Wait for completion (polls until done and streams progress):

kg ingest file /path/to/document.pdf -o "research-papers" -w

Require manual approval (job pauses at awaiting_approval):

kg ingest file /path/to/document.pdf -o "research-papers" --no-approve

Re-ingest after a model or prompt update (bypasses duplicate detection):

kg ingest file /path/to/document.pdf -o "research-papers" --force

Ingest a directory

kg ingest directory /path/to/docs/ -o "codebase" -r --depth all

-r/--recurse with --depth <n> or --depth all controls how deep the scan goes. Pass --directories-as-ontologies to create one ontology per subdirectory automatically.

Ingest raw text

kg ingest text "Some text content" -o "notes"

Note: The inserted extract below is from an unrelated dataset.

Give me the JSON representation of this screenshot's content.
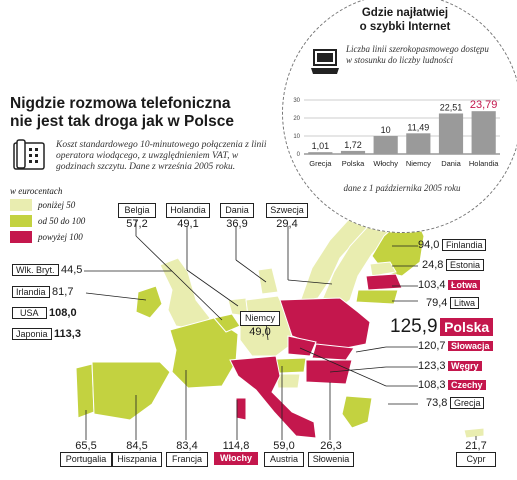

Useful for piped output or programmatically generated content. Chunking behavior is identical to file ingestion.

Check job status

kg job list
kg job status <job-id>
kg job status <job-id> --watch    # streams live updates

Use the web interface

  1. Navigate to Ingest in the top menu.
  2. Upload files using the file picker or drag-and-drop.
  3. Select an ontology (or type a new name to create one).
  4. Review the cost estimate — tokens and approximate cost appear before processing starts.
  5. Click Approve to begin processing.
  6. Monitor progress in the Jobs view.

Use the API

# File upload
curl -X POST "http://localhost:8000/ingest" \
  -H "Authorization: Bearer $TOKEN" \
  -F "file=@document.pdf" \
  -F "ontology=research" \
  -F "auto_approve=true"

# Raw text
curl -X POST "http://localhost:8000/ingest/text" \
  -H "Authorization: Bearer $TOKEN" \
  -F "text=Some text content" \
  -F "ontology=notes" \
  -F "auto_approve=true"

Both endpoints return a job_id. Poll GET /jobs/<job_id> for status or stream progress with GET /jobs/<job_id>/stream.

Manage ontologies

Ontologies are named collections of related knowledge. Use them to separate topics and control access.

# List all ontologies
kg ontology list

# View details (file count, concept count, evidence)
kg ontology info "climate-research"

An ontology in the frozen lifecycle state rejects new ingestion. Set it back to active before ingesting.

Troubleshooting

Job stuck in awaiting_approval

The job was submitted with --no-approve. Approve it:

kg job approve job <job-id>

Extraction results look wrong

Check which AI extraction provider and model are active:

kg admin extraction config

Different models produce different extraction quality. See Configure AI Providers to switch providers.

Duplicate detected unexpectedly

The system hashes document content (SHA-256) and skips re-ingestion of identical content in the same ontology. Use --force to override:

kg ingest file document.pdf -o "research" --force

Memory exhaustion on large documents

Large documents with many chunks can exhaust available memory. Reduce load by splitting the document into smaller files, or lower MAX_CONCURRENT_JOBS in the platform configuration (requires an API restart).